Pro: Staying private means maintaining control
Many an entrepreneur has refused outside equity investment in order to maintain control over their company. While it is possible to maintain control even throughout equity offerings, it invariably will erode the founder’s hold on the business to some degree, and the dilution of ownership is understandably undesirable. Take Dov Charney’s ongoing struggle over ownership of American Apparel as an extreme example. However, even if a company’s ownership structure is designed such that the founder maintains majority voting control of the shares, much like Mark Zuckerberg did with Facebook, they will have to deal with many more voices as the number of shareholders increases and each one gives their two cents’ worth of advice. If it becomes too much to handle, the company could lose focus and value could end up being destroyed.
Con: An IPO sometimes means raising capital for the sake of raising capital
Ask the owner of any successful privately held company and they will tell you their phones ring off the hook with offers from early-stage investors and investment banks wanting a piece of their pie.

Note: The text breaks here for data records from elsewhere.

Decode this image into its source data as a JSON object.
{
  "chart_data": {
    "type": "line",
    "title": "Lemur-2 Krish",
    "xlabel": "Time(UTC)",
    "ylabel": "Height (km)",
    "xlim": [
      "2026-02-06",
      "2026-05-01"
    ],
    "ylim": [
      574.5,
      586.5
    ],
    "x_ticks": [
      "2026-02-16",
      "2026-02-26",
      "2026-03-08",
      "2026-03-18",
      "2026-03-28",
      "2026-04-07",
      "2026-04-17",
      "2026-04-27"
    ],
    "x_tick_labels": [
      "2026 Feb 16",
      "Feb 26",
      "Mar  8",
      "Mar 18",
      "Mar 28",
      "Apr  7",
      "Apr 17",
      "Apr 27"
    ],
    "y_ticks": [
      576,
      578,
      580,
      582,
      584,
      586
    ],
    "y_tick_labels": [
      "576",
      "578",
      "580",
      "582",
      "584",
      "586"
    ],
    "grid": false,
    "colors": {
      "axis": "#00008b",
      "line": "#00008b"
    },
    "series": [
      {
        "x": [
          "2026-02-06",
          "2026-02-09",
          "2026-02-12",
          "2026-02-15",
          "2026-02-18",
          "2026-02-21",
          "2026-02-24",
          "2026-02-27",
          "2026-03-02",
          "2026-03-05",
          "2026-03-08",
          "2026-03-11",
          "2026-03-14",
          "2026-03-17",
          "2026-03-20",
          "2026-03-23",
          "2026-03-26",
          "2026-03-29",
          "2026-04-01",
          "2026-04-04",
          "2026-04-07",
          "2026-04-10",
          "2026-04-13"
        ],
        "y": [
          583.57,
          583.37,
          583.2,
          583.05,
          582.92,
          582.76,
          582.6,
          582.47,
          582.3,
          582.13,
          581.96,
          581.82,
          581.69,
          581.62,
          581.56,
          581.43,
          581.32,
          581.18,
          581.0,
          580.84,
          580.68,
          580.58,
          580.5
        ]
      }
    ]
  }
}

Yes, it’s always flattering to be sought after and it may sound like a good problem to have, but raising money when not necessary can be just as bad for a small business as not having enough. “Because we can” is a bad reason for any company to raise capital, as it indicates management has no plans for the cash and it will probably end up being wasted.
It’s very exciting, and a definite ego-boost for the owners, but if management is blinded by the dollar signs, spending can quickly spiral out of control, leading to negligent expense, ranging from developing products that have no market to odd, out-of-place acquisitions, to a bloated workforce. Sometimes, it’s better to just say “thanks, but no thanks.”
Pro: Staying private makes it easier to keep your company’s culture
While some brush off corporate culture as unimportant, this is really more of a reflection that these individuals work for a business with a less than stellar environment. Fantastic culture is what keeps employees engaged and productive in the often demanding environment of a startup company. Bringing in outsiders, public or private, means also bringing in outside cultures, which can clash with the internal one. Further, outside investment solidifies a company’s valuation in the minds of its shareholders, the biggest of whom are often company insiders. Executives becoming paper millionaires overnight may change their attitudes and mindsets with potentially negative consequences. Maintaining a unique culture ensures a tightly-knit team that leverages their strengths, insulating against becoming a bureaucratically burdened cubicle farm of dispirited workers.
While this list is hardly exhaustive, it hits some of the big issues to think over when considering an equity offering for your business. It’s an enormous decision, with major ramifications and compelling arguments to be made for both sides and definitely not something to be taken lightly.